Dès les premières heures de la matinée, plusieurs axes routiers de Kinshasa ont affiché une circulation moins dense qu’à l’accoutumée.
Dans certaines communes de l’Est de la capitale, notamment Masina, Kimbanseke, Ndjili et Kisenso, de nombreux commerces sont restés fermés et les marchés ont fonctionné au ralenti.
Des habitants rencontrés sur place ont indiqué avoir choisi de rester à domicile, soit par adhésion au mot d’ordre de l’opposition, soit par mesure de prudence face aux incertitudes entourant cette journée de mobilisation. Les transports en commun ont également connu une fréquentation réduite dans plusieurs secteurs.
Dans les communes de Lemba, Matete, Ngaba et Kalamu, la situation est apparue plus nuancée.
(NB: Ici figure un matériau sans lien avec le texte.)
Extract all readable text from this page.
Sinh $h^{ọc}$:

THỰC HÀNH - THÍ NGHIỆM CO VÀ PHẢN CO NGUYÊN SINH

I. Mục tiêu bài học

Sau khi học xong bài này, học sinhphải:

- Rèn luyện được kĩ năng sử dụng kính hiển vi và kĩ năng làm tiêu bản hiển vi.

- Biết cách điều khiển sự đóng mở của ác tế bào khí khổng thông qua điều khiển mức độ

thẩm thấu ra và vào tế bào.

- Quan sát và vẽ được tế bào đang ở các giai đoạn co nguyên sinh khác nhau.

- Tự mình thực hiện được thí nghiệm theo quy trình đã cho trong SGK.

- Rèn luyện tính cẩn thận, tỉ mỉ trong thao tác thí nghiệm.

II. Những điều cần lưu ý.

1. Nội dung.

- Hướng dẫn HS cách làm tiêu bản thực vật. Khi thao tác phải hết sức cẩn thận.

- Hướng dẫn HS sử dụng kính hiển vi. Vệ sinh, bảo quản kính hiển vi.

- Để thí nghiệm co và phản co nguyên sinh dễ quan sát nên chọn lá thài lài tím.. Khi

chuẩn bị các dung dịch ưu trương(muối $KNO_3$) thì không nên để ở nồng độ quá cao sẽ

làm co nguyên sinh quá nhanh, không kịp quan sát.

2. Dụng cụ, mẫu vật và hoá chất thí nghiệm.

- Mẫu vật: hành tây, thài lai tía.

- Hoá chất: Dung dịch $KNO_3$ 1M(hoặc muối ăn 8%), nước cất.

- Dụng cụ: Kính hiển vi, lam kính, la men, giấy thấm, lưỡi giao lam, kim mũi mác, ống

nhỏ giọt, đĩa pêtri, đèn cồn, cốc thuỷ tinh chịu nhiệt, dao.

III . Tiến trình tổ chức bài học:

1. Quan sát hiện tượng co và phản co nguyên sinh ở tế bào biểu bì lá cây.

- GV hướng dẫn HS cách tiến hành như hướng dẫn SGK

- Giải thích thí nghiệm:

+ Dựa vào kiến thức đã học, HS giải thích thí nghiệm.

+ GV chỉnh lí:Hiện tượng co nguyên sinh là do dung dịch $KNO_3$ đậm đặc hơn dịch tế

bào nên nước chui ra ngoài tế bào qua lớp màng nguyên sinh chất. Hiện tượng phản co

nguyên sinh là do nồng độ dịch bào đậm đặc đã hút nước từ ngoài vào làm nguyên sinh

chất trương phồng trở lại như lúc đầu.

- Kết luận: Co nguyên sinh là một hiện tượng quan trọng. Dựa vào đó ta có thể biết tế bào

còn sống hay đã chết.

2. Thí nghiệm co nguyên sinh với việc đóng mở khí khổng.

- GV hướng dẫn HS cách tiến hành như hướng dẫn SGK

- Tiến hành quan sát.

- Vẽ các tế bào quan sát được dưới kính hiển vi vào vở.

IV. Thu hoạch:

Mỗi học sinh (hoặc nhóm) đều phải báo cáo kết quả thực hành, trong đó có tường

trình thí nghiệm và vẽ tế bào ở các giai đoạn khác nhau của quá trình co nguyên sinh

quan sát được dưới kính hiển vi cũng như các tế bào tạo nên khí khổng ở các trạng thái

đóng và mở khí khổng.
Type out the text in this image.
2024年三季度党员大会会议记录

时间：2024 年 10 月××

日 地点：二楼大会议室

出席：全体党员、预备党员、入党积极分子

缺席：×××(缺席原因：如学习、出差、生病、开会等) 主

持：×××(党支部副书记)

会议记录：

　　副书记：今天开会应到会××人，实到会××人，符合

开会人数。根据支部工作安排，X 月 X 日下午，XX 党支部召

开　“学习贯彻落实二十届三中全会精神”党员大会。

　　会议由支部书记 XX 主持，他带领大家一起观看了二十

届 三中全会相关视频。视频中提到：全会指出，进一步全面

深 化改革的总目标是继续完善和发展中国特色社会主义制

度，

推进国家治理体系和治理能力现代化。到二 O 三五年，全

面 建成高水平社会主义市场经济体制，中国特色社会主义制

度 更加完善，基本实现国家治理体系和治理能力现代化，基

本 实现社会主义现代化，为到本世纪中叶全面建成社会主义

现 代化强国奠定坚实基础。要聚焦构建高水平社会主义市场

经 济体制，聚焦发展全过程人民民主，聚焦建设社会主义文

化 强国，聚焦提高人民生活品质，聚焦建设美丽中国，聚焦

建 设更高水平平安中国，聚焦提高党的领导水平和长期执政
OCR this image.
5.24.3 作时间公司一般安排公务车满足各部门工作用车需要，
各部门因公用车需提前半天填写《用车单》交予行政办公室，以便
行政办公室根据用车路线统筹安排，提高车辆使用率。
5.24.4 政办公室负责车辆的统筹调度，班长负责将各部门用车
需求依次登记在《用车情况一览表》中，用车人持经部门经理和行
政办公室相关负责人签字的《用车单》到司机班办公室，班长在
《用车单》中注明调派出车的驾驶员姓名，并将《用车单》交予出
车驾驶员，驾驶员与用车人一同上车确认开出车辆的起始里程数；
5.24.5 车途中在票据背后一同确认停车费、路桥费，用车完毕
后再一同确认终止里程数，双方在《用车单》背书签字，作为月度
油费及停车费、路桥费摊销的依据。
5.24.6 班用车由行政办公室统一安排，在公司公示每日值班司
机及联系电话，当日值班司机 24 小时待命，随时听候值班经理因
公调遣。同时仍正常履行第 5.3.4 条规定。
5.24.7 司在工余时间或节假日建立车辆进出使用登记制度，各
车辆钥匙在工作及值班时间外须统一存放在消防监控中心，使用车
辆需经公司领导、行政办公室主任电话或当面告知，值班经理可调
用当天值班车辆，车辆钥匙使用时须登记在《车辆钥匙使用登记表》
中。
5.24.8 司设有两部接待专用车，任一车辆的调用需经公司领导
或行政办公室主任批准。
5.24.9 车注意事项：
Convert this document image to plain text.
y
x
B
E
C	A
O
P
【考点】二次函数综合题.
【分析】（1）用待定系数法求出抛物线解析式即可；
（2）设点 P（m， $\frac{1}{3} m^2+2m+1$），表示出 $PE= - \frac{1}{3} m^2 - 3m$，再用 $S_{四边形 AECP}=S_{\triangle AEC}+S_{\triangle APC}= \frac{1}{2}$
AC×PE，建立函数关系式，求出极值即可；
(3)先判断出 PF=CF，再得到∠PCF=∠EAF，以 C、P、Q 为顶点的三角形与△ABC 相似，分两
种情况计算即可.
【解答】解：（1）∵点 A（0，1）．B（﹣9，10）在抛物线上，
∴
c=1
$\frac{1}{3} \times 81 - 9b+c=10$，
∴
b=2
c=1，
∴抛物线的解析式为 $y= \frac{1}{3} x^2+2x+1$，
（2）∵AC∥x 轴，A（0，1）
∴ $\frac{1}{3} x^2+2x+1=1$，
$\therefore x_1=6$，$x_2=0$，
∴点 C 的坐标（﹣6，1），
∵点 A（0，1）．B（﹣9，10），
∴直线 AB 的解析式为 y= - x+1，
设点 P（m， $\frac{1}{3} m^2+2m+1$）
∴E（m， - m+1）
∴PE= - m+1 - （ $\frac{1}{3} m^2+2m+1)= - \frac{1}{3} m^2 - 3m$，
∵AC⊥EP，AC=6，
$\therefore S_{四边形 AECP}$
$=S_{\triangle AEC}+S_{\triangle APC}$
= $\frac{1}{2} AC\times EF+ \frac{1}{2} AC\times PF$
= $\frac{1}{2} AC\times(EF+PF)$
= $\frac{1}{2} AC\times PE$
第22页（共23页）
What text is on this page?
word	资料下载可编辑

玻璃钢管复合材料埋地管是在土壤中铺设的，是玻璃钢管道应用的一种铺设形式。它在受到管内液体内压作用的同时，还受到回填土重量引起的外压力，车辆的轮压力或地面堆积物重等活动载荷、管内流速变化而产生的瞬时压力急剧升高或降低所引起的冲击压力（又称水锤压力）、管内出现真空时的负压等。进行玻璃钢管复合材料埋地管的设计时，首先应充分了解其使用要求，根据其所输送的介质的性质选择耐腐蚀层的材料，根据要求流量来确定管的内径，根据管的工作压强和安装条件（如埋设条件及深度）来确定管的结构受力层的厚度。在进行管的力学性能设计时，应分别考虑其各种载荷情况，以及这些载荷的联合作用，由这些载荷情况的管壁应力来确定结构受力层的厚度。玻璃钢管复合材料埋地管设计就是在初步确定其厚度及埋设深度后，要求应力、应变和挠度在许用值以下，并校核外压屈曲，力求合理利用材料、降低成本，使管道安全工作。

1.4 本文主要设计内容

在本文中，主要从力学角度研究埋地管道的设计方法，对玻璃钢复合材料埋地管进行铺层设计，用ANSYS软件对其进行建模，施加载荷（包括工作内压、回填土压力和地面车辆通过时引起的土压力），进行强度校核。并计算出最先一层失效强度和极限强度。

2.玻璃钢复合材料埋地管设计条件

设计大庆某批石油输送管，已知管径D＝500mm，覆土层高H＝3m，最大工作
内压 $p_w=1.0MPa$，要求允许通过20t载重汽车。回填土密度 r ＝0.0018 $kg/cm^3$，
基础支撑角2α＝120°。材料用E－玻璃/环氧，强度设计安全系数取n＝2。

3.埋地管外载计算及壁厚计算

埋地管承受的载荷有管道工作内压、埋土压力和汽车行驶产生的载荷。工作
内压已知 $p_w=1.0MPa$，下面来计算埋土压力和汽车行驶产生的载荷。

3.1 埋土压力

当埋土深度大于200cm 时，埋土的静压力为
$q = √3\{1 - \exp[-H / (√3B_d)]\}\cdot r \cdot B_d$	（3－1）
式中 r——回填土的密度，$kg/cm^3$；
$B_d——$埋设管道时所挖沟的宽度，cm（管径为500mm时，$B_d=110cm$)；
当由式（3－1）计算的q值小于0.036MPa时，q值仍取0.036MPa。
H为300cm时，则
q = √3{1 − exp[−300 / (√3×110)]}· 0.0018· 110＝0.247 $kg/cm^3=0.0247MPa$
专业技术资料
Certaines activités commerciales ont été maintenues, tandis que d’autres opérateurs économiques ont préféré suspendre temporairement leurs services. Plusieurs établissements scolaires ont signalé une faible présence des élèves durant la matinée.
À l’inverse, dans plusieurs quartiers de l’Ouest de la ville, notamment à Kintambo, Bandalungwa et dans certaines parties de Bumbu, les activités se sont déroulées presque normalement. Les véhicules de transport public ont continué à circuler et plusieurs commerces ont ouvert leurs portes dès les premières heures de la journée.
Dans la commune de Gombe, centre administratif et économique du pays, les administrations publiques, banques et entreprises privées ont poursuivi leurs activités. Les principaux boulevards sont restés fréquentés, même si une légère baisse du trafic a été observée par rapport à une journée ordinaire.
Les autorités avaient appelé la population à vaquer librement à ses occupations, assurant que les dispositifs sécuritaires nécessaires avaient été mis en place pour garantir le bon déroulement des activités.
De leur côté, les organisateurs de la journée « ville morte » ont estimé que l’opération constituait une démonstration de mécontentement populaire face à la situation politique du pays.
Au terme de cette journée, le constat général révèle une mobilisation inégale selon les communes. Si certains quartiers ont effectivement tourné au ralenti, Kinshasa n’a pas connu de paralysie totale.
La capitale a ainsi présenté le visage d’une ville partagée entre adhésion au mouvement, prudence et poursuite normale des activités.